Futures tengono, ma l’asta in Portogallo e’ un disastro

17 Novembre 2010, di Redazione Wall Street Italia

Quando manca mezz’ora all’avvio delle contrattazioni i derivati sui principali indici della borsa americana viaggiano sopra i livelli di parita’, (vedi quotazioni a fondo pagina), preannunciando una partenza positiva all’indomani di una seduta pessima.

Dagli ultimi dati macro Usa e’ emersa una situazione dei prezzi al consumo sotto controllo, ma anche un mercato immobiliare ancora fragile – vedi calo dei nuovi cantieri edili in ottobre. Tuttavia l’attenzione e’ concentrata sulla bomba a orologeria del debito irlandese, che potrebbe esplodere da un momento all’altro, mentre l’ultima asta di titoli a un anno in Portogallo ha avuto un esito disastroso.

I bond irlandesi oscillano tra il rosso e il nero mentre i funzionari dell’Unione Europea, del Fondo Monetario Internazionale e della Bce sono impegnati nella messa a punto di un’iniziativa concertata volta a stabilizzare l’economia nazionale e i mercati.

I ministri delle Finanze del gruppo dei 16 paesi dell’area euro hanno infatti iniziato a lavorare a un possibile piano di salvataggio delle banche irlandesi affossate dal debito. Le notizie provenienti dalla riunione di cinque ore dell’Eurogruppo ha aumentato la probabilita’ che un pacchetto per soccorrere il settore bancario di Dublino.

Intanto perdono intensita’ le materie prime, appesantite dalla decisione della Cina di mettere un freno all’inflazione. Il governo a Pechino potrebbe imporre un controllo temporaneo al valore dei beni di tutti i giorni e dei materiali di produzione allo scopo di contrastare il rincaro piu’ alto dei prezzi degli ultimi due anni.

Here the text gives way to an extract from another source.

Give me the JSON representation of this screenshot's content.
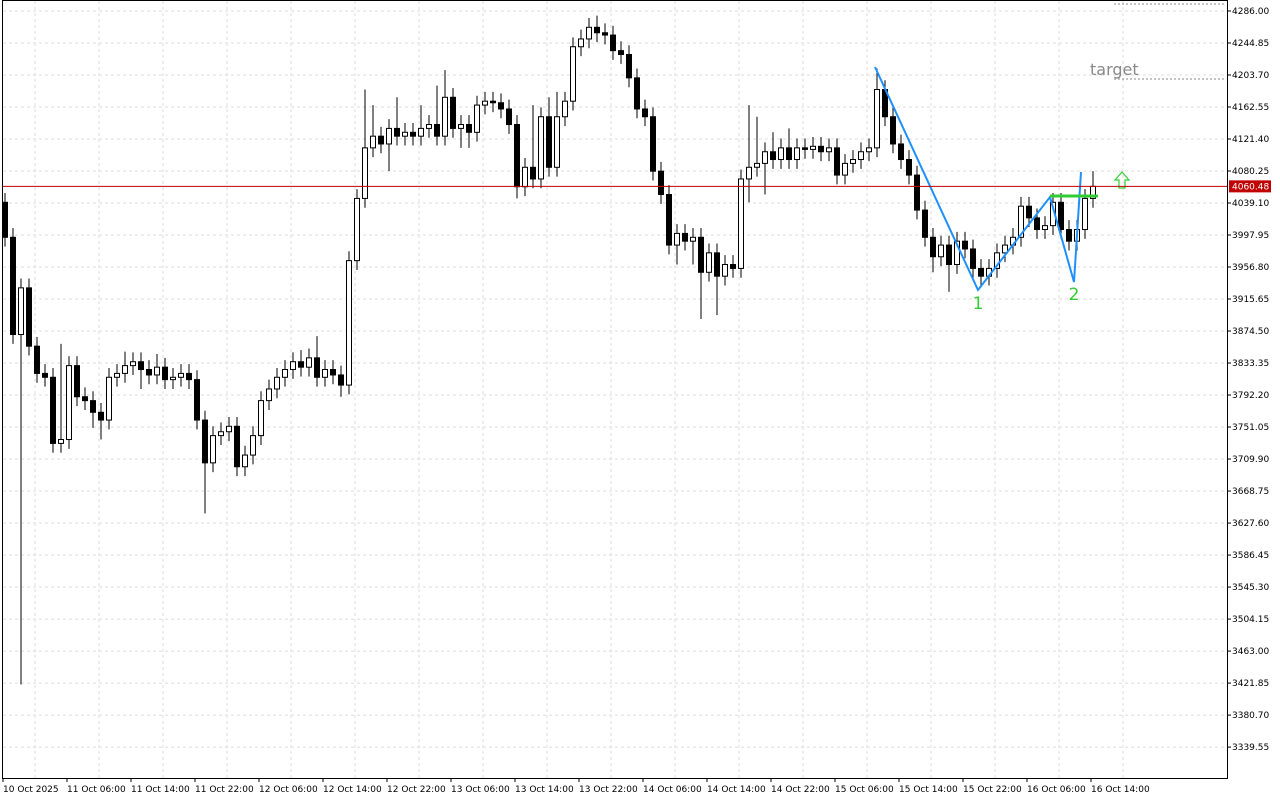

A livello societario focus sul ritorno in borsa di GM: la casa di Detroit ha annunciato di aver aumentato il numero di titoli da vendere al momento del suo sbarco sul emrcato a 478 milioni da 365 milioni. La mossa, che potrebbe segnare la maggiore Ipo della storia, riflette un’alta domanda da parte degli investitori. Ieri la casa automobilistica ha alzato il prezzo dei ttioli a una forchetta compresa tra $32 e $33 per ciascun titolo dal range di $26-$29 stabilito in precedenza. GM ha inoltre rivisto al rialzo l’ammontare di titoli privilegiati in vendita, a $4.6 miliardi da $3 miliardi. Il prezzo di emissione dovrebbe essere annunciato in giornata.

Sugli altri mercati, nel comparto energetico, i futures sul petrolio con consegna dicembre sono in calo dello 0.28% a quota $82.11 il barile. Il derivato con scadenza dicembre dell’oro segna +0.05% a $1339.1 l’oncia. Sul fronte valutario l’euro e’ in rialzo dello 0.04% a quota $1.3495. Quando al decennale del Tesoro, il rendimento e’ in flessione di 1.2 punti base a quota 2.835%.

Alle 15:00 (le 9:00 ora di New York) il contratto future sull’indice S&P500 scambia in progresso di 5 punti (+0.43%) a quota 1179.7.

Il contratto sull’indice Nasdaq 100 e’ in rialzo di 9.5 punti (+0.45%) in area 2100.25.

Il contratto sull’indice Dow Jones guadagna 32 punti a quota 11016 (+0.29%).